Claudia Kemfert: In diesen bewegten Zeiten ist der deutsche Klimaschutzplan ein wichtiges Signal für die internationale Klimapolitik. Die USA haben ja mit dem neuen Präsidenten vor, sich vom Klimaschutz zu verabschieden. Dies bedeutet, dass Deutschland nun eine besondere Vorreiterrolle bekommt – auch wenn der deutsche Klimaplan deutliche Schwächen hat. Es fehlen beispielsweise ein Kohleausstiegsplan und konkrete Vorgaben für eine nachhaltige Mobilität.

Dennoch ist der Klimaschutzplan bedeutsam. Die Emissionsminderungsziele für die einzelnen Sektoren bedeuten ja, dass der Anteil von Kohlestrom bis 2040 deutlich vermindert werden muss und ab 2030 keine neuen Fahrzeuge mit fossilen Antrieben mehr zugelassen werden dürfen. Damit ist Deutschland in der Welt tatsächlich ein Vorbild und sollte diese Rolle nun weiter ausbauen.

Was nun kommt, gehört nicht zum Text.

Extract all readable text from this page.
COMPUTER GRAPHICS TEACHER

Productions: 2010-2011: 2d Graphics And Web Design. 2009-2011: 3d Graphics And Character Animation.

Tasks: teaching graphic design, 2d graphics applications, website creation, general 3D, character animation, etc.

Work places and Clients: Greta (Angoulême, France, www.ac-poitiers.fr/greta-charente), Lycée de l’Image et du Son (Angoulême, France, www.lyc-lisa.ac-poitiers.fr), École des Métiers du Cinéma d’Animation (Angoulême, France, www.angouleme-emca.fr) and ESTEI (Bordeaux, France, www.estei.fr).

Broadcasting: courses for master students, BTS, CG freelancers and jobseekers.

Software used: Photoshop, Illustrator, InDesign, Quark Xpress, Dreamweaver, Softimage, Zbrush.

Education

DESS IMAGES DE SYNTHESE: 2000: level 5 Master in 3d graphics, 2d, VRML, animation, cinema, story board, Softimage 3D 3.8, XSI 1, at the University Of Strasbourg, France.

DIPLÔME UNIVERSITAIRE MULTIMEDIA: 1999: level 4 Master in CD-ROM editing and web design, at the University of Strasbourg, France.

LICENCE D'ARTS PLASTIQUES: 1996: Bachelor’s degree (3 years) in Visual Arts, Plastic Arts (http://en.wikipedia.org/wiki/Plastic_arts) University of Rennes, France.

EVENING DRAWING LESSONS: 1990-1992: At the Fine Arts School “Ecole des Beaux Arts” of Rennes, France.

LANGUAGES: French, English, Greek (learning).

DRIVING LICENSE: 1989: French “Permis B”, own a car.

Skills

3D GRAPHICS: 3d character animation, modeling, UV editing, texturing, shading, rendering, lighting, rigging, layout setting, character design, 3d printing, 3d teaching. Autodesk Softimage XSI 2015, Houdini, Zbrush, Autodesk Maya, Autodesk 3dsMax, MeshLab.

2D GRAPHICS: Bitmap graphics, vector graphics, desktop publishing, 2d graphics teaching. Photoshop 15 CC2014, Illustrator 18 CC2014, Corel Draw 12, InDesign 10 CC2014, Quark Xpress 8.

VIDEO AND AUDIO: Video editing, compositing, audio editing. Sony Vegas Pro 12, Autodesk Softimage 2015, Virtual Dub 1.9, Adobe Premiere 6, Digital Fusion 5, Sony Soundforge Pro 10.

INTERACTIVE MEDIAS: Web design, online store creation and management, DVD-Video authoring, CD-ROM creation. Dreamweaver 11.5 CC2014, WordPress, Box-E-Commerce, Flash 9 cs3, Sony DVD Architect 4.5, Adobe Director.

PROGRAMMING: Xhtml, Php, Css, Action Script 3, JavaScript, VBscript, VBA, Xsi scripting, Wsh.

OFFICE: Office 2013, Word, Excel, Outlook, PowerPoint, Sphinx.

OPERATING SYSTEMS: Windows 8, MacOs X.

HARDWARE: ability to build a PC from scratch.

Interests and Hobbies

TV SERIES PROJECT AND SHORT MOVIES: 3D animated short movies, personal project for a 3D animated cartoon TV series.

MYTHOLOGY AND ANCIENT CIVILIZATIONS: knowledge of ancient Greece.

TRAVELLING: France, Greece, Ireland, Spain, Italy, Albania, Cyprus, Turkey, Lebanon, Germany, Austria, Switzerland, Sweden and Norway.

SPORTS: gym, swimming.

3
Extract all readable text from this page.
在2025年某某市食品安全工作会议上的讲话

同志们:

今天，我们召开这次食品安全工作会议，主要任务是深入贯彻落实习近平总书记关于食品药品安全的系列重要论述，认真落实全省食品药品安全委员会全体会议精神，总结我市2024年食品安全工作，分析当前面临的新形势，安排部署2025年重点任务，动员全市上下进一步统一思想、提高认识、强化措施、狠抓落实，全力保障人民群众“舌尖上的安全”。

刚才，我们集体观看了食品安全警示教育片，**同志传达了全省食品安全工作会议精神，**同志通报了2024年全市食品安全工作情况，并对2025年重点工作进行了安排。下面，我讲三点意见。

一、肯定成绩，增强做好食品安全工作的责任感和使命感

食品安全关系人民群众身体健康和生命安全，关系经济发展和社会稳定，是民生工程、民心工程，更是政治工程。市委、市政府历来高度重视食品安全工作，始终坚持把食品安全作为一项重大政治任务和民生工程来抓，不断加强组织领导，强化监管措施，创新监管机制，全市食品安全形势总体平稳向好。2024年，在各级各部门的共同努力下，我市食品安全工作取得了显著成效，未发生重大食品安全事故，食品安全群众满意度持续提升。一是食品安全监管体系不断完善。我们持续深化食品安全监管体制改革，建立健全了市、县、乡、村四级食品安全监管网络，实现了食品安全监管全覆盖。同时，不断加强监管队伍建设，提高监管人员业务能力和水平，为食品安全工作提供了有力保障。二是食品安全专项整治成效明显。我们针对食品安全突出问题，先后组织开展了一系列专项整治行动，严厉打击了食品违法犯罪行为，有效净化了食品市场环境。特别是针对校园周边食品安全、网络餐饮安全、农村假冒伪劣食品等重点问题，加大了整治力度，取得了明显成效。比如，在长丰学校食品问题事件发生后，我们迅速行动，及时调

Fast zwei Wochen nach der Wahl von Donald Trump zum nächsten Präsidenten der USA mehren sich die Anzeichen, dass er die Förderung von Öl, Gas und Kohle ankurbeln will, um die USA unabhängiger von Importen zu machen. Lohnt sich das überhaupt wirtschaftlich angesichts der anhaltend niedrigen Preise für fossile Rohstoffe auf den Weltmärkten?

Derzeit lohnt es sich ganz sicher nicht, da die Preise für fossile Energien denkbar niedrig sind. Immer mehr Kohle-Unternehmen müssen Insolvenz anmelden, immer mehr unkonventionelle Ölförderprojekte werden wegen mangelnder Wirtschaftlichkeit zurückgefahren. Erneuerbare Energien werden dagegen wirtschaftlich immer attraktiver, global gesehen fließen mehr Gelder in die erneuerbaren Energien als in die fossilen.

Wenn Trump die Vergangenheit konservieren will, wird das die USA im Wettbewerb um klimaschonende Technologien um Jahre zurückwerfen. Und es wird den Umstieg unnötig teuer machen. Die wirtschaftlichen Chancen einer klimaschonenden Wirtschaftswelt sind riesig, das wird auch der neue Präsident erkennen.

Und was war für Sie die Überraschung der Woche?

Dass der scheidende US-Präsident Barack Obama bei seinem Abschiedsbesuch mit einem Auto in Berlin herumfuhr, das weder TÜV noch Umweltplakette besitzt. Die Berliner Polizei twitterte lustigerweise, dass sie genau aus diesem Grund das Auto immer vorn und hinten eskortieren musste.

Wir wissen also nicht, welche Feinstaub- und Treibhausgasemissionen Obama bei seinem Besuch in Berlin hinterließ. Da die USA den Dieselgate-Skandal ins Rollen gebracht haben, wäre es eigentlich zu erwarten gewesen, dass der US-Präsident in einem Feinstaub- und CO2-emissionsfreien Fahrzeug durch Deutschland fährt. So wie der Papst sich im klimaschonenden und wenig protzenden Kleinwagen fahren lässt, hätte Obama mit einer entsprechenden Fahrzeug-Wahl zeigen können, wie Umweltschutz im Automobilitätsbereich wirklich geht. Das wäre ein schönes Abschieds- und Umweltschutz-Symbol für den scheidenden Präsidenten gewesen.